Model predictions of the effects of SNHL on across-CF coding of speech envelopes for CFs geometrically centered at 500 Hz. Stimuli: Speech (“A boy fell from the window”), duration: 1.72 s. ρ_ENV is plotted as a function of CF separation for overall envelope [panel (A) 0–300 Hz], syllabic envelope [panel (B) 0–5 Hz], phonemic envelope [panel (C) 5–64 Hz], and periodicity envelope [panel (D) 64–300 Hz]. Each data point represents mean ρ_ENV computed over twenty repetitions. Filled circles: Predictions for NH at BML (40 dB SPL). Filled diamonds: Predictions for NH at the same sound level as the predictions for the impaired cases (65 dB SPL). Open triangles: maximal (21 dB) hearing loss due to OHC damage; Open squares: 30-dB IHC damage. BML for the impaired case was 65 dB SPL. The smallest CF separation (ΔCF in octaves) at which ρ_ENV dropped to 0.7 is shown using arrows and the values are inset.
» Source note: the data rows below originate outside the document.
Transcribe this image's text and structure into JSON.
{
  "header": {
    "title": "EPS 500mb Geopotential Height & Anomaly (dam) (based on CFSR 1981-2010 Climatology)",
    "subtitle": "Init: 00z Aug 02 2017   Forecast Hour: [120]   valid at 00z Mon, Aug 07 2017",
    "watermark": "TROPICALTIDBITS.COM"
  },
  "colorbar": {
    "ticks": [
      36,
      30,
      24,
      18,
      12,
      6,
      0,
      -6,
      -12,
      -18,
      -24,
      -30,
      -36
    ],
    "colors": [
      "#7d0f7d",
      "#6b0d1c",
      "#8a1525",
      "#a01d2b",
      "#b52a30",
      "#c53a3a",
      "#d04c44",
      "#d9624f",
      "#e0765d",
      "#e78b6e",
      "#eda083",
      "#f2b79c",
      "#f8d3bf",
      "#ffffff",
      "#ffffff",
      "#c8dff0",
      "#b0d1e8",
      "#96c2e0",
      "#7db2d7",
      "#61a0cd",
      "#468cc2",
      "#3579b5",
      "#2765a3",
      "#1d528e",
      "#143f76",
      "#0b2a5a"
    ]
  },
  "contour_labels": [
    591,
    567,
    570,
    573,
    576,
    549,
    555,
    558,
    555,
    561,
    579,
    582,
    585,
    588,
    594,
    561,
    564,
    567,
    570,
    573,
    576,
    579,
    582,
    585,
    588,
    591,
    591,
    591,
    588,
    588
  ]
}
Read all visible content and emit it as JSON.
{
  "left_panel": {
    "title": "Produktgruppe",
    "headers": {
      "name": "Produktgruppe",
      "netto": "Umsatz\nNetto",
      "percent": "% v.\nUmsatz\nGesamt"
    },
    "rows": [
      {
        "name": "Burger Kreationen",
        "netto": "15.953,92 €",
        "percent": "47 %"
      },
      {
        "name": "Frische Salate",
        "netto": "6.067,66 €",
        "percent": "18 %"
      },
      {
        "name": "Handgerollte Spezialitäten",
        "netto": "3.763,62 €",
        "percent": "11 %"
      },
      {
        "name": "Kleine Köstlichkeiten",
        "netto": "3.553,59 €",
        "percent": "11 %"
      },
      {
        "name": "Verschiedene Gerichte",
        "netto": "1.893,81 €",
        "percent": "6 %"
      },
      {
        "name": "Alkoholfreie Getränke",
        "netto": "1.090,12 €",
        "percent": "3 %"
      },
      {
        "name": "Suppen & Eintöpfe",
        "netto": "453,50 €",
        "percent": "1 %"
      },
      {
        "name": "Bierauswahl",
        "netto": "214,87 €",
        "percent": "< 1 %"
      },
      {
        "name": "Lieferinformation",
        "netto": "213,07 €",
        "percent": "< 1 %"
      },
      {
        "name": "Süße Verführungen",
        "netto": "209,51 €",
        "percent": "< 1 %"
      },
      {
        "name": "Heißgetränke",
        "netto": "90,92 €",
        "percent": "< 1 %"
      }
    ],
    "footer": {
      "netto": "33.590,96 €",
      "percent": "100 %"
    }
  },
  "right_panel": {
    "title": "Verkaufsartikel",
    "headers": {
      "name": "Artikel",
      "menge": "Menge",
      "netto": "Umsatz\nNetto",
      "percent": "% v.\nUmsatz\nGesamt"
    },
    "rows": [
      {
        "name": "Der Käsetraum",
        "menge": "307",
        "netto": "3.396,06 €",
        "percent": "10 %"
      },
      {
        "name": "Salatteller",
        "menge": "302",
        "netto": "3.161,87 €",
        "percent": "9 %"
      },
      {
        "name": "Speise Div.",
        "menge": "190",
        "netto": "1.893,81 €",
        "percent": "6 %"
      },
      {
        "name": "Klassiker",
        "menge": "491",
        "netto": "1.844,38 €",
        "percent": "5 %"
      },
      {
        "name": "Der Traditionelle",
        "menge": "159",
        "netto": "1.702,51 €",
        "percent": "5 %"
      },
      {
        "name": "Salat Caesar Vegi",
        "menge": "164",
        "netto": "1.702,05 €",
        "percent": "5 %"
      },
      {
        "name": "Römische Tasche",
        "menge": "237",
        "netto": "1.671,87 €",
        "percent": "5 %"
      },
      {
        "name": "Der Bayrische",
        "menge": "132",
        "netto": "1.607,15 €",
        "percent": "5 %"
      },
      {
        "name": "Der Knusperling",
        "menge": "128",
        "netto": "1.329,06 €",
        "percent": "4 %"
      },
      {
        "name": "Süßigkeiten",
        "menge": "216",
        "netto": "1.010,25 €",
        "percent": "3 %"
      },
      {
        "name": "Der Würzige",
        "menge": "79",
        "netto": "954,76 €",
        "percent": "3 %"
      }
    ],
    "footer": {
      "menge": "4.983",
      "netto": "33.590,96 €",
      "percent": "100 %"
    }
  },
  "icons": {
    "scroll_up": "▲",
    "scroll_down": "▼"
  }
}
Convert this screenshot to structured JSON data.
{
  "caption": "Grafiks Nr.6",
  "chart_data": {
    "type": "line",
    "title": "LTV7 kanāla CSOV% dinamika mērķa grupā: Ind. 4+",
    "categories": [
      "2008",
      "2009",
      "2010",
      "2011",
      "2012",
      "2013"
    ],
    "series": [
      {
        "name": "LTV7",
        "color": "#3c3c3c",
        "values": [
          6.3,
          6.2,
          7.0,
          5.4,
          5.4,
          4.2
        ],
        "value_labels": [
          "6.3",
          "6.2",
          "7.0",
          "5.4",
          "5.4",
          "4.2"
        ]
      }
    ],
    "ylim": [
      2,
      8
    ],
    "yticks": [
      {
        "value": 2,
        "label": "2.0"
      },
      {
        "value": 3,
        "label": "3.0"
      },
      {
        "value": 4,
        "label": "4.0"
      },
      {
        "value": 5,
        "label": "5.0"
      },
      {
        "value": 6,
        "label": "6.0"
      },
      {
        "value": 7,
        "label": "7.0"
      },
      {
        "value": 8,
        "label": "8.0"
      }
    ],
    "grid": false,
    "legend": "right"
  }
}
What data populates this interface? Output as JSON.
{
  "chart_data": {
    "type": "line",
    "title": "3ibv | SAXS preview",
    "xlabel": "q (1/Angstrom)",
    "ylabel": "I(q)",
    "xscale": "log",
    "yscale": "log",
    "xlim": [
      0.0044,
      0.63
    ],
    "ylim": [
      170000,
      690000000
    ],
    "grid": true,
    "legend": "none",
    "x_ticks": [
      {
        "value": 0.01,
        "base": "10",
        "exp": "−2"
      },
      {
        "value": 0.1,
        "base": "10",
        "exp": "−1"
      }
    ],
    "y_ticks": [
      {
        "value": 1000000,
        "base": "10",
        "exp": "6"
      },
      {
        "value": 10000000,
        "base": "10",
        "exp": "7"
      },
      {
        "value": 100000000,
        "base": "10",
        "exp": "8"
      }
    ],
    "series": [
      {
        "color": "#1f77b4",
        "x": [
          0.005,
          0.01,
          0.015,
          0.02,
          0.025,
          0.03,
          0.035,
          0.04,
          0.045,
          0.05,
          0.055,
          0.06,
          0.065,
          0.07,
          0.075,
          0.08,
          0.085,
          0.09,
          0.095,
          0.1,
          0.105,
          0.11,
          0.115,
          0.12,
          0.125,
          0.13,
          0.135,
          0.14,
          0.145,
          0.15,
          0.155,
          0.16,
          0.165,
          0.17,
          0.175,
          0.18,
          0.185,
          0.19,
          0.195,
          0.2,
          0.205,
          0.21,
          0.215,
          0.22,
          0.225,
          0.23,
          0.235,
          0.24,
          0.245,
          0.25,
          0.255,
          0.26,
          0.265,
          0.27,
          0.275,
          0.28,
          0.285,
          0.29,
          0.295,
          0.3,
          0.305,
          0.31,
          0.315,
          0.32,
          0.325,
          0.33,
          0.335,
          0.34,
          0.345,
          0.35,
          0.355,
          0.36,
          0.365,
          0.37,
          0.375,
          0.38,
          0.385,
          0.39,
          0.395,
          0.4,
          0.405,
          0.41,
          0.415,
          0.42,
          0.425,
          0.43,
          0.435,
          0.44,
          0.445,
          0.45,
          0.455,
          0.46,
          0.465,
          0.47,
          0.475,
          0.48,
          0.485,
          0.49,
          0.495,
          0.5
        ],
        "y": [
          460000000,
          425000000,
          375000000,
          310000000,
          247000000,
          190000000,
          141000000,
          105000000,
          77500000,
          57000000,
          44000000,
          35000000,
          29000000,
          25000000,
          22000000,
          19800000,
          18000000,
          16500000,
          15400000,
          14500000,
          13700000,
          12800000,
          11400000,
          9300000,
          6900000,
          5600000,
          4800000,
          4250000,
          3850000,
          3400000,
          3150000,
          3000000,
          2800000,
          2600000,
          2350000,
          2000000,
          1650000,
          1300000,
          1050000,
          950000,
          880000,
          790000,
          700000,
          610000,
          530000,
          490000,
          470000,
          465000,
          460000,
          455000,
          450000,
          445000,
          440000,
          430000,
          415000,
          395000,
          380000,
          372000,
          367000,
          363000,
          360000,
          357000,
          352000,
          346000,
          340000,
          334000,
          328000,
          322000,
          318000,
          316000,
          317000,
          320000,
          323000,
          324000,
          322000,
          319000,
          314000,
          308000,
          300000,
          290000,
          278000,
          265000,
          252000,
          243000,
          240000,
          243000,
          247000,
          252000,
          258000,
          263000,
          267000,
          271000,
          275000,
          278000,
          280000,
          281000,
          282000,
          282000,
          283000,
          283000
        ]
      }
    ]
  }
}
The NH value in parenthesis represents the NH prediction for the equal-SPL condition.

Figure 5

Degree of cross correlation (DCC) is plotted as a function of SNR for speech in quiet and in noise for each modulation frequency range. (A) syllabic (0–5 Hz); (B) phonemic (5–64 Hz); (C) periodicity (64–300 Hz). Filled symbols represent predictions for NH and open symbols represent predictions for selective OHC impairment.

Figure 6

DCC as a function of SNR for envelope vocoded speech in quiet and in noise for each modulation frequency range. Figure layout is the same as for Fig. 5.